Norman ROCKWELL
USA

(1894 - 1978)
Rockwell, Norman (1894-1978) American illustrator and painter, born in New York. He left school at 16 to study at the Art Students League and by the time he was 18 was a fulltime professional illustrator. In 1916 he had a cover accepted by the Saturday Evening Post, the biggest-selling weekly publication in the USA (its circulation was then about 3 million), and hundreds of others followed for this magazine until it ceased publication in 1969. He also worked for many other publications. Rockwell's subjects were drawn from everyday American life and his style was anecdotal, sentimental, and lovingly detailed; he described his pictorial territory as 'this best possible-world, Santa-down-the-chimney, lovely-kids-adoring-their-kindly-grandpa sort of thing'. Such work brought him immense popularity, making him a household name in the USA, indeed something of a national institution; in 1943 an exhibition of his work raised more than $100 million for war bonds, and his books, such as Norman Rockwell, Rlustrator (1946) and Norman Rockwell, Artist and Illustrator (1970), were bestsellers (the latter is said to have sold over 50,000 copies in six weeks at $60 a copy).

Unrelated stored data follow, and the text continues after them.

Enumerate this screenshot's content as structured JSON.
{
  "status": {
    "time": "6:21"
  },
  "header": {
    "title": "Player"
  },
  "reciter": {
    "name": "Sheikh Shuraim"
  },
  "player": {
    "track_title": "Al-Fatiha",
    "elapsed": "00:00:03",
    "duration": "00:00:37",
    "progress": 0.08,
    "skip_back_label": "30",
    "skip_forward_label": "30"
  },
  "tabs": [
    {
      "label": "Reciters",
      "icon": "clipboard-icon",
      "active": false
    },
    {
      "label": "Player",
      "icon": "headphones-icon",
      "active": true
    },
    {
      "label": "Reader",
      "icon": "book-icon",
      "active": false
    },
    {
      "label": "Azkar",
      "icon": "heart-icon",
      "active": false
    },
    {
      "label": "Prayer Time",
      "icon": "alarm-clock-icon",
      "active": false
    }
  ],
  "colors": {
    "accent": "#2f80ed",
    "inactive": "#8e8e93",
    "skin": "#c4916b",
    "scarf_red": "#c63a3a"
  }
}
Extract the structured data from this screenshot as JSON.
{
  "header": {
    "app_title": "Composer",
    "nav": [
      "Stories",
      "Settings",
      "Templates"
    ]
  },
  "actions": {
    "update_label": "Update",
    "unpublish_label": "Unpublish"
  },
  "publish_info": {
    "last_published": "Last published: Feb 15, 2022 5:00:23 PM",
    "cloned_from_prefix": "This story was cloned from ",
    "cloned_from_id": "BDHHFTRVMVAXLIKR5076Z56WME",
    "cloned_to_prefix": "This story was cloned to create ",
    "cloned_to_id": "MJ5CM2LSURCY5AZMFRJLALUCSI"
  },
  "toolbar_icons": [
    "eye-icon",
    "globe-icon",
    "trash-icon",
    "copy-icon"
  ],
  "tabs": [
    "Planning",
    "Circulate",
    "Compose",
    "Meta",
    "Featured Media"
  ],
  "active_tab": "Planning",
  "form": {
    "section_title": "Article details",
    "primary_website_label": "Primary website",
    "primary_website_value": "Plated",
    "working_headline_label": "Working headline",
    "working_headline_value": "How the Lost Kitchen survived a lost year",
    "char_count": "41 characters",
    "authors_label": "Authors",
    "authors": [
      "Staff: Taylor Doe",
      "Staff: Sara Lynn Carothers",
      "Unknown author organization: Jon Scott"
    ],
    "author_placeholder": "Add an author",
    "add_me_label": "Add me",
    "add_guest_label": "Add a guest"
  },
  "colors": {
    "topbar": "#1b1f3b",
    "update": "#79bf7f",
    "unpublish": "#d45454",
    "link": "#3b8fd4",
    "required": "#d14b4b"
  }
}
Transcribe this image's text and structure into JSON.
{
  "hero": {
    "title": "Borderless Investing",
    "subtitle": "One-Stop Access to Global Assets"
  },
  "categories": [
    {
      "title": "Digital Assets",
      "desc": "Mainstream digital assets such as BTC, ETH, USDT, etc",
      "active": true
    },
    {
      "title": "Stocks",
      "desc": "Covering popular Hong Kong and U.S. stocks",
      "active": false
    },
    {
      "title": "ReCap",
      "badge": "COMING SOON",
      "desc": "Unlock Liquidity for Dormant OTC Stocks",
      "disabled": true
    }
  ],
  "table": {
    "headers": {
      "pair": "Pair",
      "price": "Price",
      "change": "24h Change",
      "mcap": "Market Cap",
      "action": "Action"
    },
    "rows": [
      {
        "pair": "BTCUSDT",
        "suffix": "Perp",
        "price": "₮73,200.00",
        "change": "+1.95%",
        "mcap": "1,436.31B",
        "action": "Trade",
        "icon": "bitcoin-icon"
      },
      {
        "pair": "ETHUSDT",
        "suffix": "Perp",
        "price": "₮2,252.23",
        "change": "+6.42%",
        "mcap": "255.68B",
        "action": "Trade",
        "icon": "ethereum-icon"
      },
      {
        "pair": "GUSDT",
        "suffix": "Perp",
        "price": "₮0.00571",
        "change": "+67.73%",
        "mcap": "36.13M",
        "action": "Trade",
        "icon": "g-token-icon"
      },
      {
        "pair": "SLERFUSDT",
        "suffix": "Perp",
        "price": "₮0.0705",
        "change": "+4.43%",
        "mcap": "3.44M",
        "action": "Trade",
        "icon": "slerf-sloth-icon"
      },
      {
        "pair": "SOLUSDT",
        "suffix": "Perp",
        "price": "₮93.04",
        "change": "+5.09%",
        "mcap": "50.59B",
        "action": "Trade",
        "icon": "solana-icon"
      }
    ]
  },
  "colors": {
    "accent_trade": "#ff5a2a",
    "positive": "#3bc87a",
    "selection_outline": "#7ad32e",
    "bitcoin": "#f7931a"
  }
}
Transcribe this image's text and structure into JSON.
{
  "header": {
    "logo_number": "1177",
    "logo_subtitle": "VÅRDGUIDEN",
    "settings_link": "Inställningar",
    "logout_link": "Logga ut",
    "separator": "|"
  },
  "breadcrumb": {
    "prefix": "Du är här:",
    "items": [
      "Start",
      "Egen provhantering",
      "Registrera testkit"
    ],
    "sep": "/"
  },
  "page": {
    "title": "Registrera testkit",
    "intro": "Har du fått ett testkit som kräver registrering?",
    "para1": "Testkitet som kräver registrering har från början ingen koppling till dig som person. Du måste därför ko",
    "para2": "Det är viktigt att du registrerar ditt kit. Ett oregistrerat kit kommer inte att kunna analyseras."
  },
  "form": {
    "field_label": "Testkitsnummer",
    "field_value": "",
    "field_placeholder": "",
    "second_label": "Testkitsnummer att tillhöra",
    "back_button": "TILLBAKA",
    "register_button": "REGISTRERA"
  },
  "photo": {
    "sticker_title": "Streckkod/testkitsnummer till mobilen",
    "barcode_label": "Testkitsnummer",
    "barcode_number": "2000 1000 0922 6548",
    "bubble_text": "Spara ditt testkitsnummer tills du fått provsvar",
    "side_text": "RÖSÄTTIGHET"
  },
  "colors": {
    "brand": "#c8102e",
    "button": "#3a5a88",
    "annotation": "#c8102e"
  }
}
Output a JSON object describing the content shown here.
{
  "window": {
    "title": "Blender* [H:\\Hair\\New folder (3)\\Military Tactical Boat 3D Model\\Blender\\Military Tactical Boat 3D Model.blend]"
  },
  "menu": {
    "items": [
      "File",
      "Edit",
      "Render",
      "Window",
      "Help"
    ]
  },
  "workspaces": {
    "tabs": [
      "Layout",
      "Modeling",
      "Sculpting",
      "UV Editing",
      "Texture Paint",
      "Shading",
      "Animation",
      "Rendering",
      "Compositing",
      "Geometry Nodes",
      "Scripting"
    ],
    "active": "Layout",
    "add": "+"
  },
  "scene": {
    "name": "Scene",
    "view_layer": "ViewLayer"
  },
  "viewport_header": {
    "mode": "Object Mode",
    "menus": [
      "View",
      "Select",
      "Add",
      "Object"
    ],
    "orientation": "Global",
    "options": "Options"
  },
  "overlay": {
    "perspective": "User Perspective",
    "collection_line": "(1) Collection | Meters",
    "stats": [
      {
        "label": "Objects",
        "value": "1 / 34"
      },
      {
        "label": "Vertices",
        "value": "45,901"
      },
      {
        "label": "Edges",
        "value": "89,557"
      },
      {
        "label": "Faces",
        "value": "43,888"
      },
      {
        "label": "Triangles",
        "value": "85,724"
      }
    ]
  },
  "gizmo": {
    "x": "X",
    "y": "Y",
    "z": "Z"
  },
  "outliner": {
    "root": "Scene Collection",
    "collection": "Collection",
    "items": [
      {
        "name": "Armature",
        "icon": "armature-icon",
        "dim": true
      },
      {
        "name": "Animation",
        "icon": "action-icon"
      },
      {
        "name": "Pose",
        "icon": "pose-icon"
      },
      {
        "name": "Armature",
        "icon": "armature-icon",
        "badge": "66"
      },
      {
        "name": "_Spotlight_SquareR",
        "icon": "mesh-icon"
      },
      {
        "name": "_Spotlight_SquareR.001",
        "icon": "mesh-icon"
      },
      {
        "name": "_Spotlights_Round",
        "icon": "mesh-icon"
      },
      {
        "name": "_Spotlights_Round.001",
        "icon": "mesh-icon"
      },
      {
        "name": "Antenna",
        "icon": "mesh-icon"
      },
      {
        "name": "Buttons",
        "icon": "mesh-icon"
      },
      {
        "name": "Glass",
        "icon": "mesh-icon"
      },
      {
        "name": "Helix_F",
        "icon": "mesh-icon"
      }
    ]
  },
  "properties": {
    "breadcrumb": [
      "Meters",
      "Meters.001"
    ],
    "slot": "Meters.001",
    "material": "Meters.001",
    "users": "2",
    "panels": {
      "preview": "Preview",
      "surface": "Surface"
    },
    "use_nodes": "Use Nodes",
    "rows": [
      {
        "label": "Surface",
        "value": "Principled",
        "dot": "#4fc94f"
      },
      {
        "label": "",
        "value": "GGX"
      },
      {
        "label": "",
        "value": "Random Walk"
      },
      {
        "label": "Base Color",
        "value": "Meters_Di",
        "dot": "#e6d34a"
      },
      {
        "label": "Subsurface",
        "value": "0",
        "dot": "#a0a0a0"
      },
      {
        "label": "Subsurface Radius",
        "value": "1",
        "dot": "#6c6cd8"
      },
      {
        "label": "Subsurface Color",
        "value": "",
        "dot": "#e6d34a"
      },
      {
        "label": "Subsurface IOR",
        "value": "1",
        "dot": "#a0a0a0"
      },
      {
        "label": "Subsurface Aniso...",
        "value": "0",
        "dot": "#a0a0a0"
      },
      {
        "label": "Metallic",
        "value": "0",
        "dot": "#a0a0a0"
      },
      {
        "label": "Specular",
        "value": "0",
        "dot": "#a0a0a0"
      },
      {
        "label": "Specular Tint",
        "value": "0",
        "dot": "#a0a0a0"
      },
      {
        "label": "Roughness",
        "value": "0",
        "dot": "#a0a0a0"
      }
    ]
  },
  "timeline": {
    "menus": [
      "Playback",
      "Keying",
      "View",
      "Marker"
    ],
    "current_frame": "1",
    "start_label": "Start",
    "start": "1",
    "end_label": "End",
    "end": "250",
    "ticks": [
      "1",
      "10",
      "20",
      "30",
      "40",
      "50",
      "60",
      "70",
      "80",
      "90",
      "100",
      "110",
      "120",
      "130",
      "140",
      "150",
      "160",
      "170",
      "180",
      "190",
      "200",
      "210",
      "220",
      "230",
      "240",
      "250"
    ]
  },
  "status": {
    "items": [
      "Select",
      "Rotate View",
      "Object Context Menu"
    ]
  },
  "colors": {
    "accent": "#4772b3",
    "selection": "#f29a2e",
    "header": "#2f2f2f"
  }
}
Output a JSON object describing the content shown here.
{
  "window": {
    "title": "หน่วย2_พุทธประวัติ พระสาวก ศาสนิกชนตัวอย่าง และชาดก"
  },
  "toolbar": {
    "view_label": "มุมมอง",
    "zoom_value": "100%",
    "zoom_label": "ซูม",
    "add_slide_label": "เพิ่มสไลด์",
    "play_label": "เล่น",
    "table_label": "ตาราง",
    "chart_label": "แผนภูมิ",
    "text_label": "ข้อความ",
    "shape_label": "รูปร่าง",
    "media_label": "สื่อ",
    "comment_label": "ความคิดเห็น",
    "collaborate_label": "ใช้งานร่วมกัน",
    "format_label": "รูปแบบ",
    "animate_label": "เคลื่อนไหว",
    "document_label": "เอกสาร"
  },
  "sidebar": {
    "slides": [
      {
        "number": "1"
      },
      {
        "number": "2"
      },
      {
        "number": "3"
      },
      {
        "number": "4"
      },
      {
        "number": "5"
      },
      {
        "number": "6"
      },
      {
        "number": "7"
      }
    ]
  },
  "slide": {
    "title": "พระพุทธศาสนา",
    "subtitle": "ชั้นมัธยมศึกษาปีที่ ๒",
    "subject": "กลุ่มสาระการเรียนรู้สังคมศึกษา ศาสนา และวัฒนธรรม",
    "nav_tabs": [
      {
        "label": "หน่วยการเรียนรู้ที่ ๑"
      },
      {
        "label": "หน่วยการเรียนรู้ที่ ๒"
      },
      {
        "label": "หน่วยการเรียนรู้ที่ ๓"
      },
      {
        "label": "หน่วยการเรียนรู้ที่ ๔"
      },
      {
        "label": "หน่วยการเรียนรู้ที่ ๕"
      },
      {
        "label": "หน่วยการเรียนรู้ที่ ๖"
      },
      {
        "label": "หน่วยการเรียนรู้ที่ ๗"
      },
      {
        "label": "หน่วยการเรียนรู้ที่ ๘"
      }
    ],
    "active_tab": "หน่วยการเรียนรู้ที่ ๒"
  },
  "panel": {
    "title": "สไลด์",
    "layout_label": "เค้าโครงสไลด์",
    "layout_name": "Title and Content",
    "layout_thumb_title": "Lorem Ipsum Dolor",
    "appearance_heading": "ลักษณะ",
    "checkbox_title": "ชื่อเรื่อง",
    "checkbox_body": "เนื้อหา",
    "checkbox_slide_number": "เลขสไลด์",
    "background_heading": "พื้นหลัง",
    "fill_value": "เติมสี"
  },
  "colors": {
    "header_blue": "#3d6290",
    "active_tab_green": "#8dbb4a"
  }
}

For most of his career critics dismissed his work as corny, but late in life he began to receive serious attention as a painter. In his later years, too, he sometimes turned to more weighty subjects, producing a series on racism for Look magazine, for example. From 1953 until his death he lived at Stockbridge, Massachusetts, where a large museum of his work opened in 1993. Part of the funding for it came from Steven Spielberg, America's most commercially successful film-Maker, who feels an affinity with the American painter who has appealed most to a mass audience.